Facebook as the New AOL


Facebook as the New AOL: Facebook is busy building a parallel Internet, a private piece of real estate where it sets the rules and selectively doles out access to its 650 million users. Witness word that AOL is approaching publishers to create “Facebook editions.” The idea is news publishers will have Facebook-optimized publications that will live on the Facebook platform. We’ve seen this movie before. It was AOL Keywords. Facebook has basically updated the keyword strategy with brand pages. Brands and publishers clamored to secure an AOL Keyword shortcut with the similar rationale that it would gain access to a huge pile of users. For Facebook, this makes complete sense. CEO Mark Zuckerberg has regularly predicted that other industries would follow the lead of gaming and become reinvented atop Facebook. That, of course, will leave those industries, like social gaming giant Zynga, somewhat behold to Facebook. Brands and publishers should be wary of any entity acting as intermediary between them and their customers.

Why Targeting Isn’t Everything: The online advertising world has a fetish for targeting. The notion is advertising would be far more useful to consumers if only it was better targeted. This is probably true, but it misses the larger point. The NASA-level science going into targeting isn’t worth much if what’s being delivered is still terrible. And most Web advertising continues to be terrible. Yet again and again, from DSP mania to Adkeeper, the industry falls back on more technology as the answer. Malcolm Gladwell addressed the larger issue of our overreliance on technology, telling the story of a vaunted U.S. military military bombsight that promised to drop a bomb into a pickle barrell. It didn’t work out so hot in real-world conditions. It’s worth wondering whether online advertising needs to rethink targeting as the answer to everything.

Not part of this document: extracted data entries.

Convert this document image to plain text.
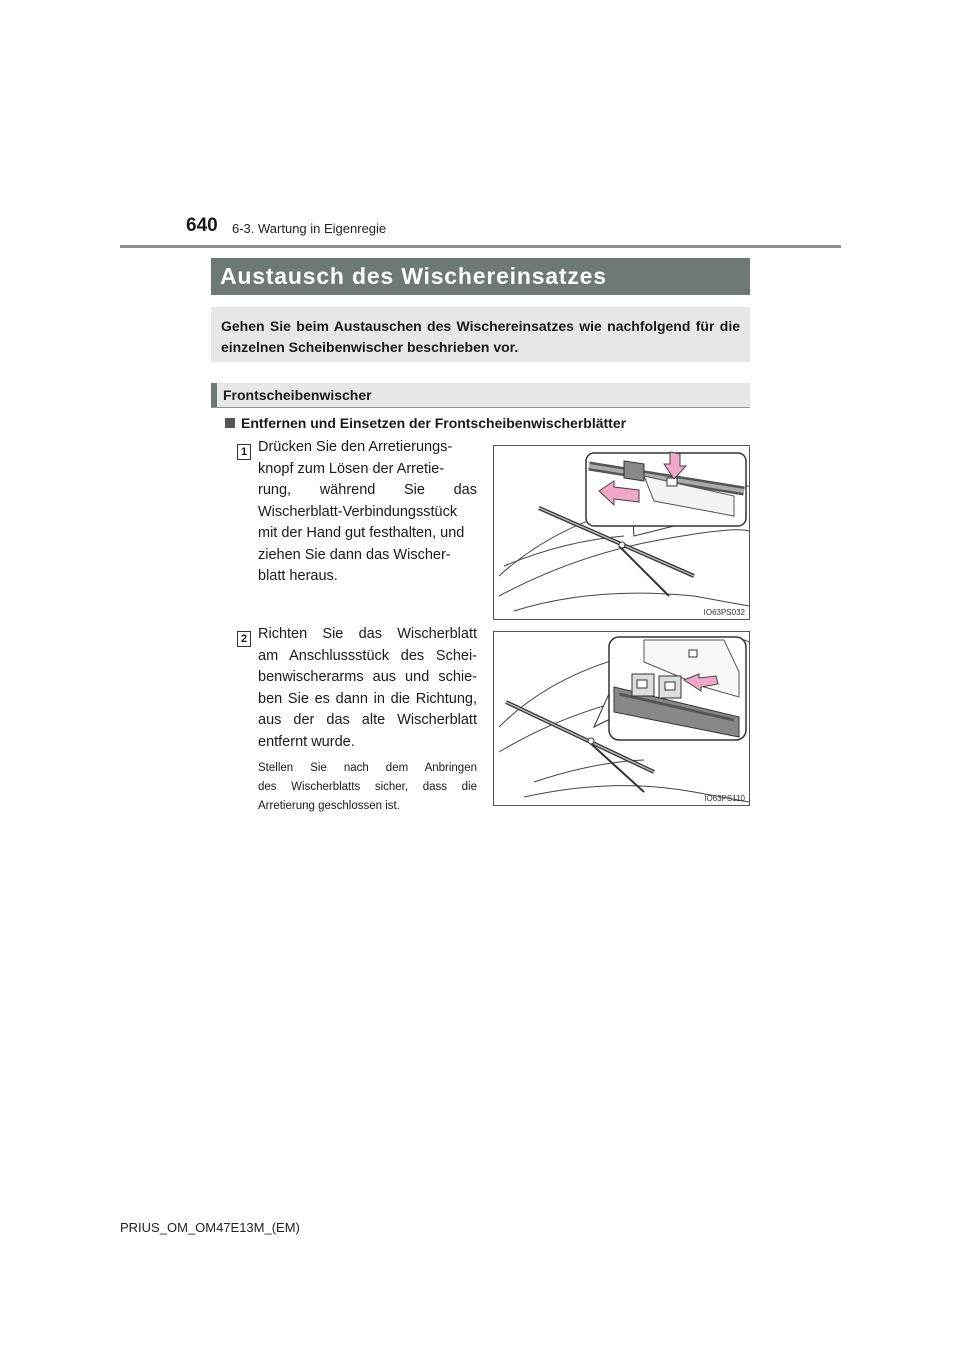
640 6-3. Wartung in Eigenregie
Austausch des Wischereinsatzes
Gehen Sie beim Austauschen des Wischereinsatzes wie nachfolgend für die einzelnen Scheibenwischer beschrieben vor.
Frontscheibenwischer
Entfernen und Einsetzen der Frontscheibenwischerblätter
1 Drücken Sie den Arretierungs-
knopf zum Lösen der Arretie-
rung, während Sie das
Wischerblatt-Verbindungsstück
mit der Hand gut festhalten, und
ziehen Sie dann das Wischer-
blatt heraus.
IO63PS032
2 Richten Sie das Wischerblatt
am Anschlussstück des Schei-
benwischerarms aus und schie-
ben Sie es dann in die Richtung,
aus der das alte Wischerblatt
entfernt wurde.
Stellen Sie nach dem Anbringen
des Wischerblatts sicher, dass die
Arretierung geschlossen ist.
IO63PS110
PRIUS_OM_OM47E13M_(EM)
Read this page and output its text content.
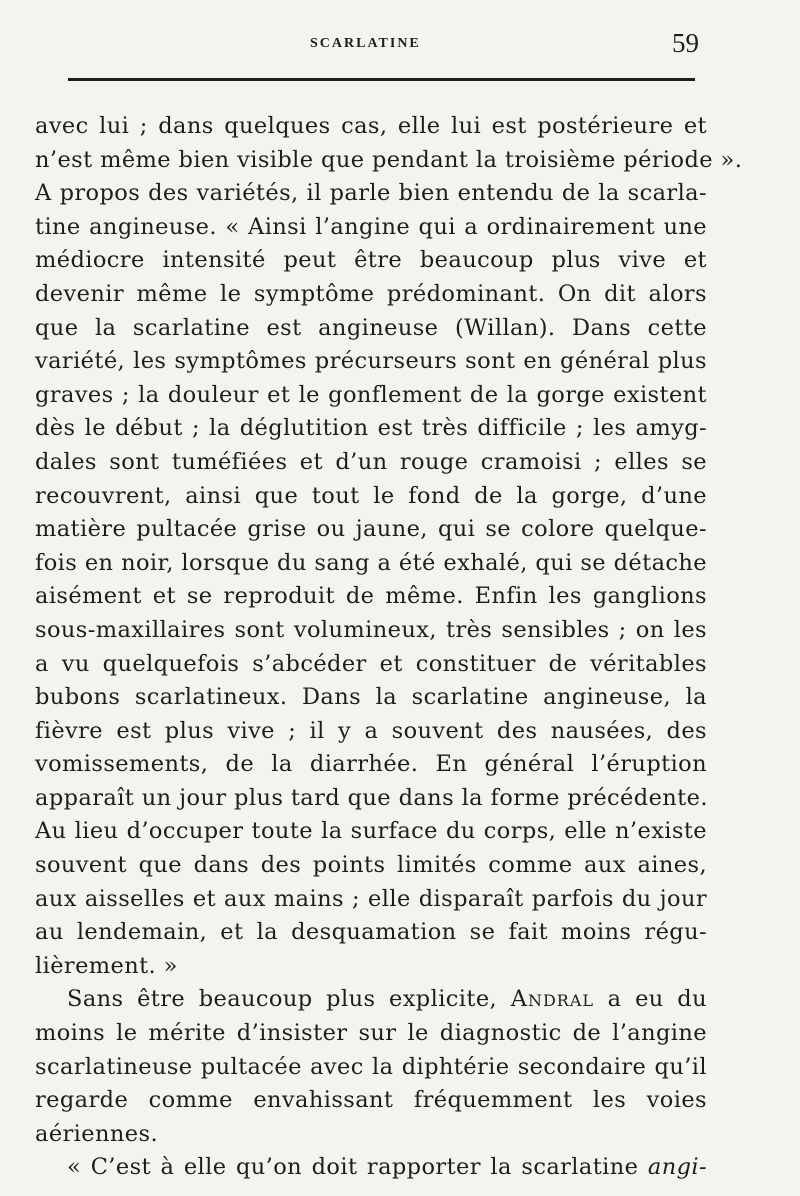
SCARLATINE	59
avec lui ; dans quelques cas, elle lui est postérieure et
n’est même bien visible que pendant la troisième période ».
A propos des variétés, il parle bien entendu de la scarla-
tine angineuse. « Ainsi l’angine qui a ordinairement une
médiocre intensité peut être beaucoup plus vive et
devenir même le symptôme prédominant. On dit alors
que la scarlatine est angineuse (Willan). Dans cette
variété, les symptômes précurseurs sont en général plus
graves ; la douleur et le gonflement de la gorge existent
dès le début ; la déglutition est très difficile ; les amyg-
dales sont tuméfiées et d’un rouge cramoisi ; elles se
recouvrent, ainsi que tout le fond de la gorge, d’une
matière pultacée grise ou jaune, qui se colore quelque-
fois en noir, lorsque du sang a été exhalé, qui se détache
aisément et se reproduit de même. Enfin les ganglions
sous-maxillaires sont volumineux, très sensibles ; on les
a vu quelquefois s’abcéder et constituer de véritables
bubons scarlatineux. Dans la scarlatine angineuse, la
fièvre est plus vive ; il y a souvent des nausées, des
vomissements, de la diarrhée. En général l’éruption
apparaît un jour plus tard que dans la forme précédente.
Au lieu d’occuper toute la surface du corps, elle n’existe
souvent que dans des points limités comme aux aines,
aux aisselles et aux mains ; elle disparaît parfois du jour
au lendemain, et la desquamation se fait moins régu-
lièrement. »
Sans être beaucoup plus explicite, Andral a eu du
moins le mérite d’insister sur le diagnostic de l’angine
scarlatineuse pultacée avec la diphtérie secondaire qu’il
regarde comme envahissant fréquemment les voies
aériennes.
« C’est à elle qu’on doit rapporter la scarlatine angi-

Feeling Lucky: Google now makes billions of dollars from advertising. It is, even if it doesn’t want to be called that, a gigantic media company. And yet it has an indifference toward the utility of advertising and marketing. The company was famous for spurning any advertising at all until it found the need to gain attention for its product. This ambivalence toward generating demand and awareness is highlighted in a new book by early Googler Douglas Edwards, who recounts Sergey Brin’s belief the company shouldn’t spend anything on marketing while spending on private chefs and massage therapists. Brin and cofounder Larry Page knew that for Google to be successful, it had to build the best product, which would be done by motivated engineers, not glossy ads. When Edwards brought up the idea of focusing on the brand, Page shot him down with the notion that Google should only win on quality. It betrays a deeper cultural belief at Google, driven by the engineer ethos, that marketing and branding is in some many ways a method of fooling people into buying things the don’t need or don’t really want. It is a form of trickery. That’s all well and good, but a profoundly odd concept to have in the DNA of a company currently astride the media world.

Quote of the Day: “We systematically overestimate the value of access to information and underestimate the value of access to each other.” Clay Shirky via @msquinn

Traditional TV’s Web Failures: NBC Universal recently threw in the towel on its effort at creating original content for the Web. That underscored the difficulty traditional TV companies have met when it comes to the Web as anything more than a distribution vehicle for repurposed TV content. The reason is they’ve treated online video as little more than a distraction. The marketplace is still too fragmented and YouTube is the only distributor of scale. WatchMoJo CEO Ashkan Karbasfrooshan thinks traditional TV companies are acting rationally and concentrating on making more money off their linear TV programming, whether that’s online or offline. It will be interesting to see if startups can fill the void. The promise of Web video programming has been just that. Not only hasn’t there been an I Love Lucy moment, there hasn’t been anything approaching a mediocre TV show moment.